Le Venezuela a entamé un dialogue sous médiation américaine entre le gouvernement chaviste et l'opposition, une première depuis l'échec des négociations de 2021. Selon des sources diplomatiques, les discussions se déroulent à Mexico, avec la participation d'envoyés spéciaux des États-Unis. L'objectif est de définir un calendrier électoral pour 2024, dans un contexte de crise économique et politique persistante.
Un cadre de négociation inédit
Ce dialogue, annoncé le 8 août 2026, est le résultat de plusieurs mois de pressions internationales, notamment de la part de Washington. Les États-Unis, qui ont imposé des sanctions économiques contre Caracas, cherchent à trouver une issue pacifique à la crise. Selon un communiqué du département d'État américain, la médiation vise à garantir des élections "libres et équitables" au Venezuela.

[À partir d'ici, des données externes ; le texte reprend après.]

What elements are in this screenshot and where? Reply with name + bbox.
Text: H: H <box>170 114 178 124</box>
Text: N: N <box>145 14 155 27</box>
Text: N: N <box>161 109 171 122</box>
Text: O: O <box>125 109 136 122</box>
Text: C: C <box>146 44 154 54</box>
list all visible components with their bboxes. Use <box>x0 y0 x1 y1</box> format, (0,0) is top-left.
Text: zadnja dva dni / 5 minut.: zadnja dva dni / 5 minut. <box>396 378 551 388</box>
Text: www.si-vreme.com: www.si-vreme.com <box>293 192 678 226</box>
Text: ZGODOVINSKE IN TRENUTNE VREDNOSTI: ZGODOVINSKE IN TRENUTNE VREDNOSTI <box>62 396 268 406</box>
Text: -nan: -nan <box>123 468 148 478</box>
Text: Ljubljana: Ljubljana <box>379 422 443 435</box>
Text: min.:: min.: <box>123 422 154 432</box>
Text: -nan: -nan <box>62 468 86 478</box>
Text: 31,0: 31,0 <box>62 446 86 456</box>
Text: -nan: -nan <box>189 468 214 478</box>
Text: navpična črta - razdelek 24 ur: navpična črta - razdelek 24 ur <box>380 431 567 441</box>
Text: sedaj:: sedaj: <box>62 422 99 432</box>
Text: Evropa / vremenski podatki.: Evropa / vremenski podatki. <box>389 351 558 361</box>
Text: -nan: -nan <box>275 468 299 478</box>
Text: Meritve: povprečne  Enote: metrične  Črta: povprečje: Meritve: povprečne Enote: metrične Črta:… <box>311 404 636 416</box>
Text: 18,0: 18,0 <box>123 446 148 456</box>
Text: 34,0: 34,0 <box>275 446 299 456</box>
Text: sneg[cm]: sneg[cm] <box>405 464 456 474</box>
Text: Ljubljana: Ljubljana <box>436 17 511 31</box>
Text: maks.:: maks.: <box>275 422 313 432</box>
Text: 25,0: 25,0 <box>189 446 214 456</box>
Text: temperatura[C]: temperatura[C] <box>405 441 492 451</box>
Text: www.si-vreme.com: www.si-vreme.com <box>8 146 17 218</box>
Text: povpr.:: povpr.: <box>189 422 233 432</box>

Les deux délégations sont conduites par Jorge Rodríguez, président de l'Assemblée nationale chaviste, et Gerardo Blyde, représentant de la plateforme d'opposition. Les discussions portent sur les conditions électorales, la levée des sanctions, et la libération de prisonniers politiques. Des observateurs internationaux, notamment de l'Union européenne, pourraient être invités à superviser le processus.
Des enjeux électoraux majeurs
Les élections présidentielles de 2024 sont considérées comme cruciales pour l'avenir du pays. Le président Nicolás Maduro, au pouvoir depuis 2013, brigue un troisième mandat. L'opposition, divisée, espère présenter un candidat unique. Selon un sondage récent, 70 % des Vénézuéliens souhaitent un changement de gouvernement, mais la méfiance envers le processus électoral reste forte.
Le dialogue intervient après une série de crises, notamment la chute de la production pétrolière, l'hyperinflation (qui a atteint 1 000 000 % en 2018) et l'émigration massive de plus de 7 millions de Vénézuéliens. La communauté internationale, dont la France, suit de près ces négociations. Le ministère français des Affaires étrangères a exprimé son soutien à une solution négociée, tout en insistant sur la nécessité d'une transition démocratique.
Des obstacles persistants
Malgré cette ouverture, de nombreux obstacles demeurent. Le gouvernement chaviste refuse de discuter de la réélection de Maduro, tandis que l'opposition exige des garanties électorales. Les sanctions américaines, qui pèsent sur l'économie vénézuélienne, sont un point de friction majeur. Caracas demande leur levée totale, tandis que Washington conditionne cela à des progrès concrets.
Par ailleurs, la médiation américaine est perçue avec méfiance par certains acteurs régionaux, notamment la Russie et la Chine, alliés de Caracas. Moscou a dénoncé une ingérence américaine dans les affaires intérieures du Venezuela. Selon un analyste politique, "ce dialogue est une opportunité, mais aussi un piège potentiel pour les deux parties".
Une lueur d'espoir pour la population
Pour les Vénézuéliens, ce dialogue représente un espoir fragile. Dans les rues de Caracas, les avis sont partagés. Certains y voient un premier pas vers la fin de la crise, d'autres restent sceptiques. "Nous avons déjà vu des négociations échouer, mais cette fois, la présence américaine change la donne", confie Maria, une habitante de la capitale.
Les prochaines semaines seront décisives pour déterminer si ce dialogue aboutira à des accords concrets. Selon des sources proches des négociations, une feuille de route pourrait être signée avant la fin de l'année. En attendant, la communauté internationale appelle à la retenue et à la poursuite des discussions.